On Thu, Sep 28, 2017 at 11:03:03AM +0100, Morten Rasmussen wrote:

> > +/*
> > + * All this does is approximate the hierarchical proportion which includes that
> > + * global sum we all love to hate.
> > + *
> > + * That is, the weight of a group entity, is the proportional share of the
> > + * group weight based on the group runqueue weights. That is:
> > + *
> > + *                     tg->weight * grq->load.weight
> > + *   ge->load.weight = -----------------------------               (1)
> > + *			  \Sum grq->load.weight
> > + *
> > + * Now, because computing that sum is prohibitively expensive to compute (been
> > + * there, done that) we approximate it with this average stuff. The average
> > + * moves slower and therefore the approximation is cheaper and more stable.
> > + *
> > + * So instead of the above, we substitute:
> > + *
> > + *   grq->load.weight -> grq->avg.load_avg                         (2)
> > + *
> > + * which yields the following:
> > + *
> > + *                     tg->weight * grq->avg.load_avg
> > + *   ge->load.weight = ------------------------------              (3)
> > + *				tg->load_avg
> > + *
> > + * Where: tg->load_avg ~= \Sum grq->avg.load_avg
> > + *
> > + * That is shares_avg, and it is right (given the approximation (2)).
> > + *
> > + * The problem with it is that because the average is slow -- it was designed
> > + * to be exactly that of course -- this leads to transients in boundary
> > + * conditions. In specific, the case where the group was idle and we start the
> > + * one task. It takes time for our CPU's grq->avg.load_avg to build up,
> > + * yielding bad latency etc..
> > + *
> > + * Now, in that special case (1) reduces to:
> > + *
> > + *                     tg->weight * grq->load.weight
> > + *   ge->load.weight = ----------------------------- = tg>weight   (4)
> > + *			    grp->load.weight
> 
> Should it be "grq->load.weight" in the denominator of (4)?
> And "tg->weight" at the end?

Yes, otherwise its all doesn't really make sense :-) Typing is hard it
seems.

> > + *
> > + * That is, the sum collapses because all other CPUs are idle; the UP scenario.
> 
> Shouldn't (3) collapse in the same way too in this special case?

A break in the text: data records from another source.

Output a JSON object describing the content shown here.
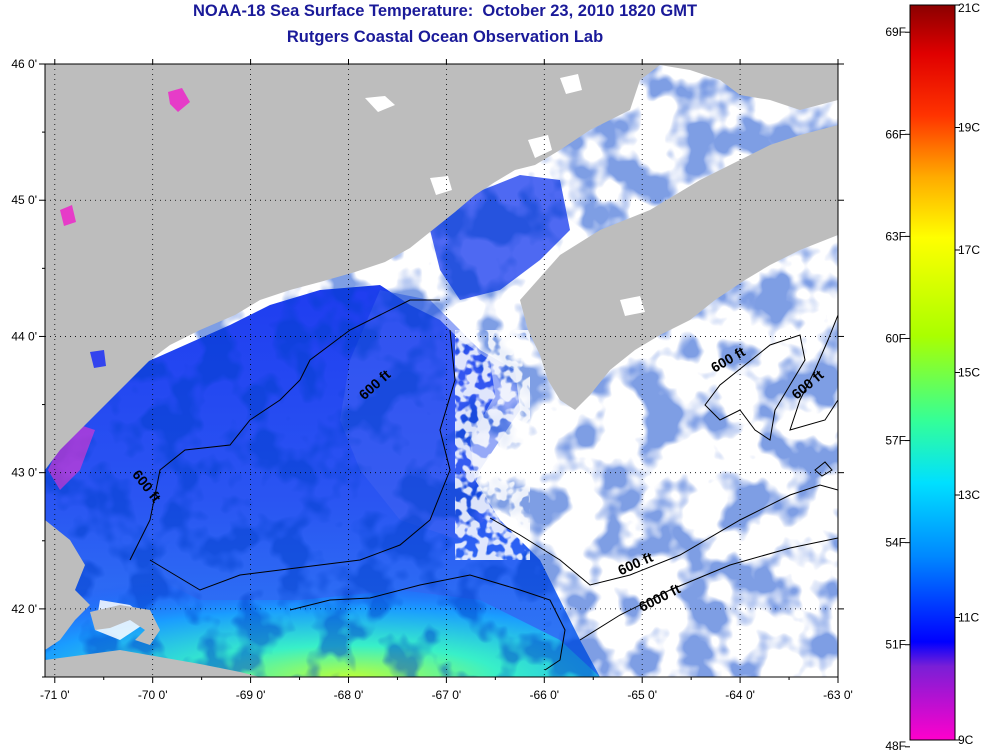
{
  "header": {
    "title_line_1": "NOAA-18 Sea Surface Temperature:  October 23, 2010 1820 GMT",
    "title_line_2": "Rutgers Coastal Ocean Observation Lab"
  },
  "map": {
    "lon_range": [
      -71.1,
      -63.0
    ],
    "lat_range": [
      41.5,
      46.0
    ],
    "lon_ticks": [
      {
        "value": -71,
        "label": "-71 0'"
      },
      {
        "value": -70,
        "label": "-70 0'"
      },
      {
        "value": -69,
        "label": "-69 0'"
      },
      {
        "value": -68,
        "label": "-68 0'"
      },
      {
        "value": -67,
        "label": "-67 0'"
      },
      {
        "value": -66,
        "label": "-66 0'"
      },
      {
        "value": -65,
        "label": "-65 0'"
      },
      {
        "value": -64,
        "label": "-64 0'"
      },
      {
        "value": -63,
        "label": "-63 0'"
      }
    ],
    "lat_ticks": [
      {
        "value": 46,
        "label": "46 0'"
      },
      {
        "value": 45,
        "label": "45 0'"
      },
      {
        "value": 44,
        "label": "44 0'"
      },
      {
        "value": 43,
        "label": "43 0'"
      },
      {
        "value": 42,
        "label": "42 0'"
      }
    ],
    "contour_labels": [
      {
        "text": "600 ft",
        "lon": -67.7,
        "lat": 43.62,
        "rotation": -42
      },
      {
        "text": "600 ft",
        "lon": -70.1,
        "lat": 42.88,
        "rotation": 52
      },
      {
        "text": "600 ft",
        "lon": -64.1,
        "lat": 43.8,
        "rotation": -30
      },
      {
        "text": "600 ft",
        "lon": -63.28,
        "lat": 43.62,
        "rotation": -40
      },
      {
        "text": "600 ft",
        "lon": -65.05,
        "lat": 42.3,
        "rotation": -24
      },
      {
        "text": "6000 ft",
        "lon": -64.8,
        "lat": 42.05,
        "rotation": -27
      }
    ],
    "colors": {
      "land": "#bdbdbd",
      "cloud_mask": "#ffffff",
      "contour": "#000000",
      "grid": "#000000"
    }
  },
  "colorbar": {
    "left_labels": [
      {
        "label": "69F",
        "value": 69
      },
      {
        "label": "66F",
        "value": 66
      },
      {
        "label": "63F",
        "value": 63
      },
      {
        "label": "60F",
        "value": 60
      },
      {
        "label": "57F",
        "value": 57
      },
      {
        "label": "54F",
        "value": 54
      },
      {
        "label": "51F",
        "value": 51
      },
      {
        "label": "48F",
        "value": 48
      }
    ],
    "right_labels": [
      {
        "label": "21C",
        "value": 21
      },
      {
        "label": "19C",
        "value": 19
      },
      {
        "label": "17C",
        "value": 17
      },
      {
        "label": "15C",
        "value": 15
      },
      {
        "label": "13C",
        "value": 13
      },
      {
        "label": "11C",
        "value": 11
      },
      {
        "label": "9C",
        "value": 9
      }
    ],
    "range_c": [
      9,
      21
    ],
    "stops": [
      {
        "value": 9.0,
        "color": "#ff00cc"
      },
      {
        "value": 10.2,
        "color": "#7a1fd6"
      },
      {
        "value": 10.6,
        "color": "#0000ff"
      },
      {
        "value": 12.0,
        "color": "#0088ff"
      },
      {
        "value": 13.2,
        "color": "#00e0ff"
      },
      {
        "value": 14.2,
        "color": "#33ff99"
      },
      {
        "value": 15.6,
        "color": "#aaff00"
      },
      {
        "value": 17.2,
        "color": "#ffff00"
      },
      {
        "value": 18.2,
        "color": "#ffaa00"
      },
      {
        "value": 19.2,
        "color": "#ff3300"
      },
      {
        "value": 20.2,
        "color": "#e00000"
      },
      {
        "value": 21.0,
        "color": "#8b0000"
      }
    ]
  }
}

That's more difficult to see and (1) is the canonical form.

> In theory it should reduce to:
> 
>                      tg->weight * grq->avg.load_avg
>    ge->load.weight = ------------------------------
> 			grq->avg.load_avg

Yes, agreed.

> But I can see many reasons why it won't happen in practice if things
> aren't perfectly up-to-date. If tg->load_avg and grq->avg.load_avg in
> (3) aren't in sync, or there are stale contributions to tg->load_avg
> from other cpus then (3) can return anything between 0 and tg->weight.

Just so.

> > + *
> > + * So what we do is modify our approximation (3) to approach (4) in the (near)
> > + * UP case, like:
> > + *
> > + *   ge->load.weight =
> > + *
> > + *              tg->weight * grq->load.weight
> > + *     ---------------------------------------------------         (5)
> > + *     tg->load_avg - grq->avg.load_avg + grq->load.weight
> > + *
> > + *
> > + * And that is shares_weight and is icky. In the (near) UP case it approaches
> > + * (4) while in the normal case it approaches (3). It consistently
> > + * overestimates the ge->load.weight and therefore:
> > + *
> > + *   \Sum ge->load.weight >= tg->weight
> > + *
> > + * hence icky!
> 
> IIUC, if grq->avg.load_avg > grq->load.weight, i.e. you have blocked
> tasks, you can end up with underestimating the ge->load.weight for some
> of the group entities lead to \Sum ge->load.weight < tg->weight.

Ah yes, you're right. However, if you look at the end of the series we
actually end up with using:

	max(grq->load.weight, grq->avg.load_avg)

Which I suppose makes it true again.